DSC_0817I blinked and it happened.

Today our daughter turns  eight. She is celebrating her golden birthday.

Oh my dear girl, how did you turn eight? When I held you for the first time, your body snuggled on my chest. I felt your breath and the steady beat of your heart next to mine. I remember those early moments. The idea of mothering you thrilled and terrified me. As your eyes opened and closed, mine shed tears at the gravity of our meeting for the first time.

Your entry into my universe changed me forever. I’ve never envisioned I’d experience a love like yours. The one that is filled with hugs, kisses, and a million “I love you, Momma’s” throughout the day. Even if I yell or reprimand you, your forgiveness flows like a waterfall.

We are here. Now. 2,920 days later. These are the days of roller skates, Little Ponies, and Rainbow loom. You still believe in the magic of Santa and the Tooth Fairy. You enjoy playing Twister, laughing every time that your body topples to the ground. You sneak into your room and I hear you play “Teacher”  and  how you are instructing your “students” on what to do. You’ve amassed a number of school supplies, like erasers, folders, pens, and worksheets that you’ve kept from your own folder in order to properly educate the children in your classroom. This particular activity always makes me laugh because it reveals that you are your Momma’s daughter. There were many occasions when I played teacher in my room too.

There are days that I worry so much about your sensitive nature. You still cry with angst at the slightest raised voice and criticism. This penchant for crying reveals your deeper and intense nature. As much as you love to laugh and enjoy the revelry of being a little girl, some of your questions border on intense for your age. The other day you asked me how to decide which side to take when family members are fighting. I did not have a clear-cut answer to a question that I still am trying to figure out myself. You ask about your grandfather that has passed and you say a prayer every night for your classmate who lost her mother last year. The other day you announced that you did not intend to marry because you wanted to live with momma and daddy forever. You innocently posed the question to your father on what he would do when he became a Grandpa, a question that struck me with joy and sadness about the anticipation of time passing.

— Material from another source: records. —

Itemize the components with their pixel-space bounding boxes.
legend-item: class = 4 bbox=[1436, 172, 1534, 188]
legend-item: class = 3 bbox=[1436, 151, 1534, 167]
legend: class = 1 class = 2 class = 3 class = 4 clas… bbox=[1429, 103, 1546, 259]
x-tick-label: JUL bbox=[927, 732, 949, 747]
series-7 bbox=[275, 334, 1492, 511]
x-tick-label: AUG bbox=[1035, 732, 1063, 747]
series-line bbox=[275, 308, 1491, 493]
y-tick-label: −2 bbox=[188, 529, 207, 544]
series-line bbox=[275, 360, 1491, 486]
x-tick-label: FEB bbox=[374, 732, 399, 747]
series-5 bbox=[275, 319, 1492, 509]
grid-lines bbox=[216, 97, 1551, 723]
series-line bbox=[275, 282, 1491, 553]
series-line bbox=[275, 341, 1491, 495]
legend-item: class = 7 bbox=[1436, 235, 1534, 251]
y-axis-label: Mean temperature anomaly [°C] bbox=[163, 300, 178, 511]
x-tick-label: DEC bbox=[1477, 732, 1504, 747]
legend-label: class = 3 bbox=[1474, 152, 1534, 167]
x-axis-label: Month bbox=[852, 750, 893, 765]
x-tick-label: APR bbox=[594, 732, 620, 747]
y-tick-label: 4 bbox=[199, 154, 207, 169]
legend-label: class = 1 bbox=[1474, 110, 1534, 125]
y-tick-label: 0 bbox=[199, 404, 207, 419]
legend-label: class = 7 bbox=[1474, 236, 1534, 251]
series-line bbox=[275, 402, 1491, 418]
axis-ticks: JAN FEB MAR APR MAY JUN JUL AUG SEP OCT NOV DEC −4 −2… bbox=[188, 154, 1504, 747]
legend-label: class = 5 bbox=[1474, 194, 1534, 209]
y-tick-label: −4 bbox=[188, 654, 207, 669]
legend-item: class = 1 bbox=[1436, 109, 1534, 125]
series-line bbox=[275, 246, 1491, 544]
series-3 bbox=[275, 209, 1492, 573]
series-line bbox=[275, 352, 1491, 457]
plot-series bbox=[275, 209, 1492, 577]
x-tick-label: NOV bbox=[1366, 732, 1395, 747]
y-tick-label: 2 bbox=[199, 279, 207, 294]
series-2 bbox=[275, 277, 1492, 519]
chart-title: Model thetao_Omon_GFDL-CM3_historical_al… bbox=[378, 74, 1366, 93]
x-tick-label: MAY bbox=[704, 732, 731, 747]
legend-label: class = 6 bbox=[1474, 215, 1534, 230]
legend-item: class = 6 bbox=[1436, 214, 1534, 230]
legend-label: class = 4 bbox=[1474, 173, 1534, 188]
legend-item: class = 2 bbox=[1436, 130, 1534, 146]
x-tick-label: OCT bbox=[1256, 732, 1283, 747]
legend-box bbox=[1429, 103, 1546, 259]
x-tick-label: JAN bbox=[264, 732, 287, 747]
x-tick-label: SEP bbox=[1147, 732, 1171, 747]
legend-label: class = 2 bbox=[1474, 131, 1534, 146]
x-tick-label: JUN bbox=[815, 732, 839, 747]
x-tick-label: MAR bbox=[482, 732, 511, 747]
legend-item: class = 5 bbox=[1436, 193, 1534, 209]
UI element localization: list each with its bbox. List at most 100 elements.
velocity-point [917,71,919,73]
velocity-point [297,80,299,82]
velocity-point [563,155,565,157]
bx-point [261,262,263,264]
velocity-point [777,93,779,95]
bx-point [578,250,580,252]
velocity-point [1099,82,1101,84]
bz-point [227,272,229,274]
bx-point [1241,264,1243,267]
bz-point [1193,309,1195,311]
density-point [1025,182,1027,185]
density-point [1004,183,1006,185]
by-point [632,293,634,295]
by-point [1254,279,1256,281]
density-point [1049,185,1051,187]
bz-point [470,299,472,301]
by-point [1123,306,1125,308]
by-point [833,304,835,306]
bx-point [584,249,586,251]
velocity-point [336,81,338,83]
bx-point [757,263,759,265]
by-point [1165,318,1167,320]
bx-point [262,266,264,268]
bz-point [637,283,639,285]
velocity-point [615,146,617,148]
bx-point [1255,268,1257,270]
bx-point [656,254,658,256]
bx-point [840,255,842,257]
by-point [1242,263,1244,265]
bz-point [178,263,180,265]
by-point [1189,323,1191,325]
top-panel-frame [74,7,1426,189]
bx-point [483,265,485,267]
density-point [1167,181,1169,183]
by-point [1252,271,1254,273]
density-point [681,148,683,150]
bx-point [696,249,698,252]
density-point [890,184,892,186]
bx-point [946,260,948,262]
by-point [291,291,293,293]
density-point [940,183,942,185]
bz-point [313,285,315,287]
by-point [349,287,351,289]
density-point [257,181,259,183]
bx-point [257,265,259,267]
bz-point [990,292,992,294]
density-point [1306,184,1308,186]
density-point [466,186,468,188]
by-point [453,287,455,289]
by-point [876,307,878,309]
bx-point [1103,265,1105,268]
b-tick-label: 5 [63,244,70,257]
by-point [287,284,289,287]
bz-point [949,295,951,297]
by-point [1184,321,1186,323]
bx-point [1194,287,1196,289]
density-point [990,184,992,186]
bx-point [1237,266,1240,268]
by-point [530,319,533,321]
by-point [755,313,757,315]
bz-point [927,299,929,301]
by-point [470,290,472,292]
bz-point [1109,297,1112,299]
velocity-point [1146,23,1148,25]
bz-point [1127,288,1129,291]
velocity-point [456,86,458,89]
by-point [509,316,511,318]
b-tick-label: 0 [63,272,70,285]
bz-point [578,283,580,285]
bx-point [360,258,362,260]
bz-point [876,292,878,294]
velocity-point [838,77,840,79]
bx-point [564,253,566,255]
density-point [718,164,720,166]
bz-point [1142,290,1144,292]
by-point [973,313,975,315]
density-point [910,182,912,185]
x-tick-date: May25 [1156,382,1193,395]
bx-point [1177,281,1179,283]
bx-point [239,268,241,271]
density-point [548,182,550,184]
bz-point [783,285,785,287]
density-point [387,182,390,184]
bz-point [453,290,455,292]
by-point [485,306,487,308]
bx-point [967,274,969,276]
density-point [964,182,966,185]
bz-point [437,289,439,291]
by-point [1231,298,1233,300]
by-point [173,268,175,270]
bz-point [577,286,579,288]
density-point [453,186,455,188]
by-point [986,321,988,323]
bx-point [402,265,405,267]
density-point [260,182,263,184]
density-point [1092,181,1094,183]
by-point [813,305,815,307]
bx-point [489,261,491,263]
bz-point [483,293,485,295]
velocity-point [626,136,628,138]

Your relationship with your Daddy is one of fun and friendship. I watched as you two played basketball on the court. Your lanky body tried to out maneuver your Daddy and then as soon as you hit a basket, you announced, “I made it.” Still even after 8 years, you run to the door when you hear your Daddy’s car pull in. You’ve learned to greet him with a special handshake that only the two of you share.

I know that in a few years the context of our conversations will change. As much as you love me now in this moment, you may not appreciate the advice I give you  in the future. I already see evidence of your free will. Instead of accepting anything at face value, you ask why. When I try to give you an explanation, you respond with, “I don’t really get that.” This statement comforts me. It signifies that you aren’t completely grown-up, but are moving toward becoming a girl who will be asking questions that I cannot answer.

You are turning eight and the shock is all mine. There is so much you’ve taught me about love, forgiveness, wonder and worshipping the present moment.

Happy Happy Birthday My One and Only Dear Little Girl. I love you forever.